Dead Man Rising is tantalizing. So much is good... and could have been much better.

Caveat lector: I ordered Book 1, Working for the Devil. What arrived was Book 2, Dead Man Rising. I dove in anyway, curious to see whether Book 2 could stand alone.

Necromancer Dante Valentine is reeling from the death of her demon lover, Japhrimel. She copes by focusing on her bounty hunting business. You'd think that would do the trick--she lives and works with an ex, Jace, who's gorgeous, powerful, well connected, and give-it-all-up-for-love crazy about her. She's also working with the police to stop a psychic murderer, a hunt that forces her to confront childhood traumas and reconnect with fellow sufferers.
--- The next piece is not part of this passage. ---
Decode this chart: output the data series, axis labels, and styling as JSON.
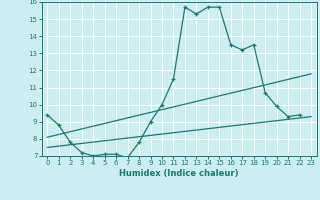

Unfortunately even derring-do, evil in the flesh, and unconditional lurve don't distract Dante from her mourning. Quite the opposite: her mournful stream-of-consciousness intrudes on every scene. Her state of distraction conveys her sadness; she's literally distrait, distracted by loss. It's understandable, but does the story no favors: a disconnected narrator can make for a frustrating, even boring narrative. I kept flipping forward (How long is this monologue?) and looking for excuses (Maybe this is supposed to represent Japhrimel haunting her?) While some of it may be Japhrimel, the repetitive, interruptive monologue makes for long, static scenes.

The book opens with a combination of action scene and backstory through internal monologue. The action writing is great, but Dante's thoughts wander at such length that time seems to expand and contract like a scene from The Matrix. Dante stalks a killer... oh, Japhrimel... the place could blow up at any moment... this reminds me of Tijuana.... Her drifting breaks the action and makes it hard to believe she survives as a bounty hunter. Maybe she wasn't so dissociated in Book 1; maybe it's only since Japhrimel's death that she's drifty. But it's too much.
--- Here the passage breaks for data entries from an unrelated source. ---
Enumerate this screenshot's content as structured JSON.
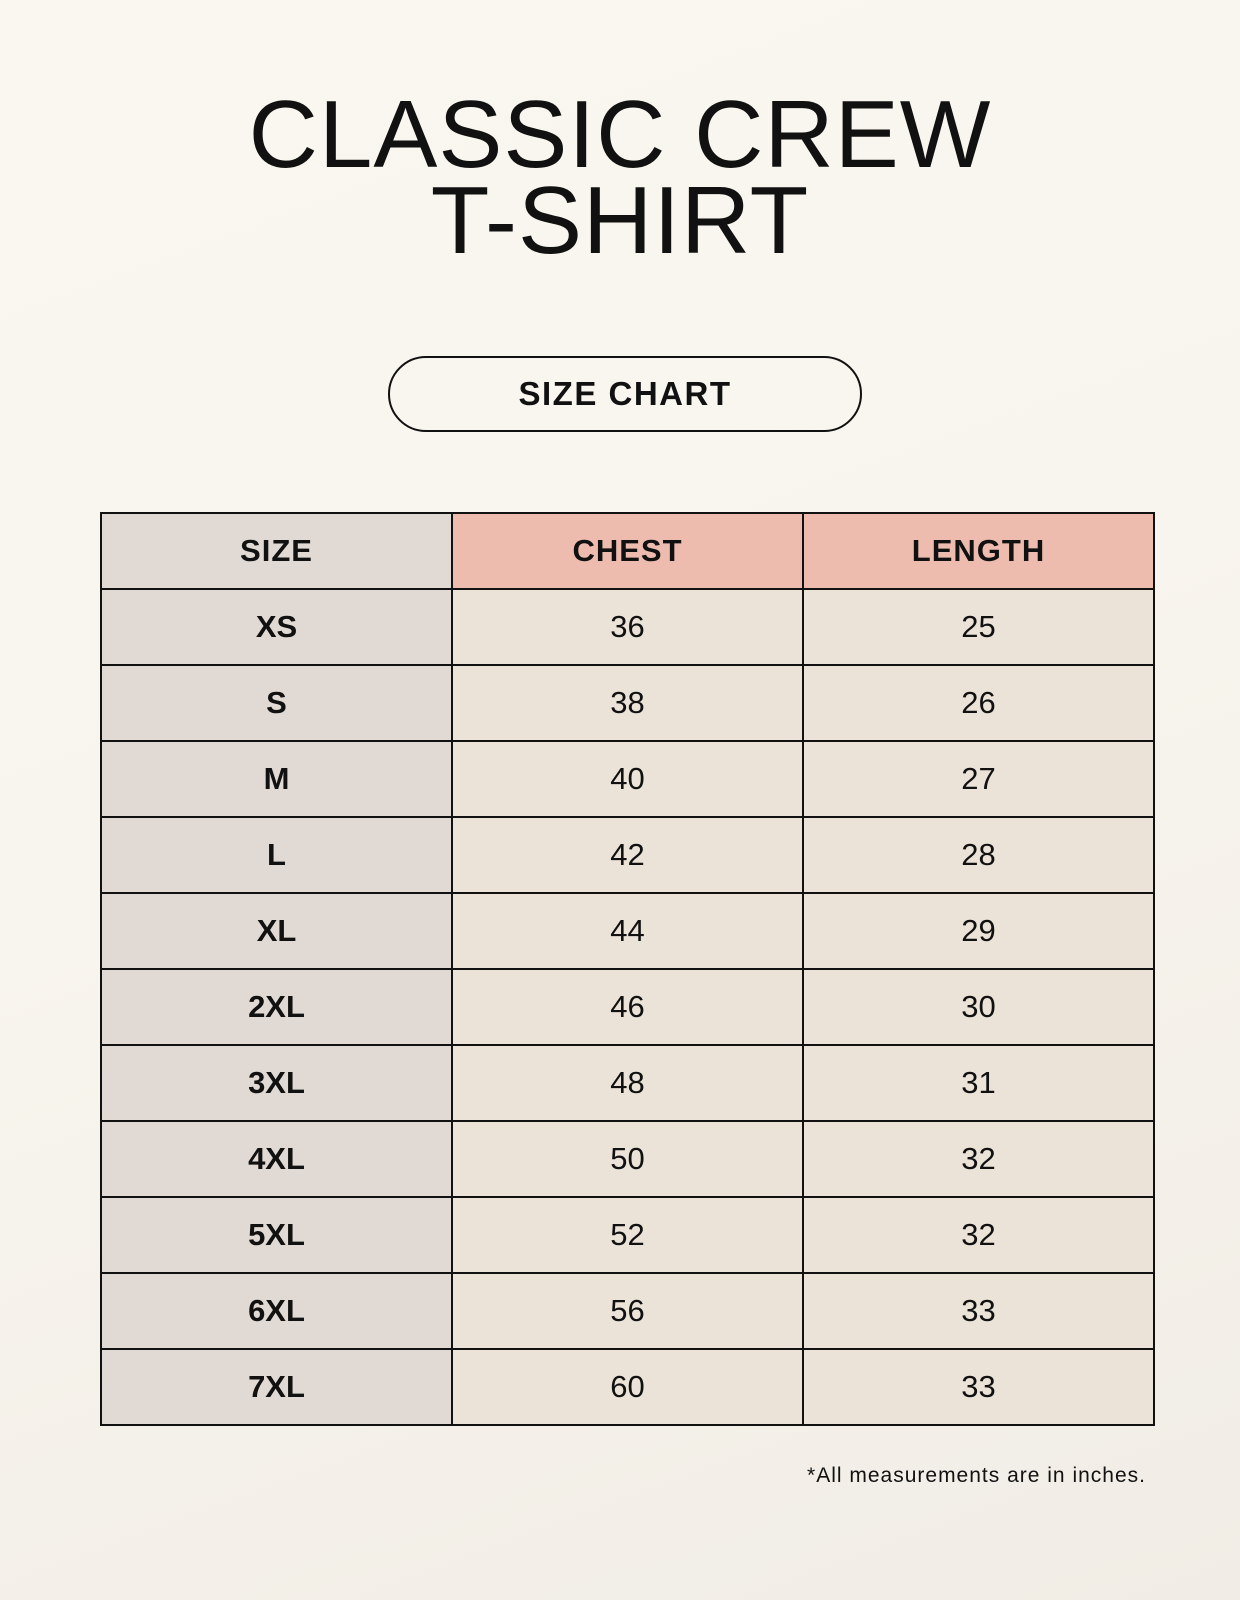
{
  "title_line1": "CLASSIC CREW",
  "title_line2": "T-SHIRT",
  "badge": "SIZE CHART",
  "table": {
    "headers": [
      "SIZE",
      "CHEST",
      "LENGTH"
    ],
    "rows": [
      [
        "XS",
        "36",
        "25"
      ],
      [
        "S",
        "38",
        "26"
      ],
      [
        "M",
        "40",
        "27"
      ],
      [
        "L",
        "42",
        "28"
      ],
      [
        "XL",
        "44",
        "29"
      ],
      [
        "2XL",
        "46",
        "30"
      ],
      [
        "3XL",
        "48",
        "31"
      ],
      [
        "4XL",
        "50",
        "32"
      ],
      [
        "5XL",
        "52",
        "32"
      ],
      [
        "6XL",
        "56",
        "33"
      ],
      [
        "7XL",
        "60",
        "33"
      ]
    ]
  },
  "footnote": "*All measurements are in inches.",
  "colors": {
    "header_measure": "#eebcae",
    "size_column": "#e1d9d3",
    "value_cells": "#ebe3d8",
    "background": "#f8f5ee"
  }
}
The action scenes are also bogged down by random punctuation. I had to backtrack and untangle far too many sentences.

So, does Book 2 stand alone? Not really.

It's not for lack of backstory. It's a complex and well-crafted world. Saintcrow fills us in with a variety of clever devices (in addition to all the monologue!), including a pamphlet by a necromancy academy. The problem is an underdeveloped cast of characters. Dead Man Rising is so much inside Dante's head that I never got to know the men in her life. I hope Book 1 developed the other characters more, but here the effect was rather one-dimensional.

Dante herself is surprisingly underdeveloped as a real character. The premise is promising: Dante Valentine, badass heroine with issues. Unfortunately, Dante is also... perfect. She "has the face of a holovid model" (she tells us constantly). Her golden skin and black claw/nail polish come up even more often. She makes powerful allies wherever she goes. She's half-demon, so she's nearly indestructible (she tells us over and over). She can kick any ass, including her sensei's. You get the picture. She's plenty vulnerable on an emotional level, but that only increases the sense of narcissism: everything is about Dante.

The ex-lover/live-in partner, Jace, is confusingly written. Over and over, Dante tells us that Jace walked away from ruling a Mob Family, all for her. He's also a hitman. All the signs point to "tough guy", but the Jace we see is a bit of a sad sack. Dante reflects (all too often) that Jace is human (weak), aging (while she isn't), tired (humans need sleep but she doesn't), too nice to push her. He arranges meetings for Dante, digs holes, sleeps next to her without nooky. Despite his history with Dante, he plays only a bit part. I'm always afraid I know what happens to the bit-players.

I'm sure the books hang together better if they're read in order. Regardless, as a stand-alone this book feels like it skims the surface of something that could be more substantial. As part of a series, it feels like a "treading water" middle book: there's a self-contained plot, but no movement in the overarching relationships until the last 20 pages. Nice setup for a next book, but a bit flimsy for this book.

There was a lot of good writing in Dead Man Rising, but ultimately it frustrated me more than it engaged me.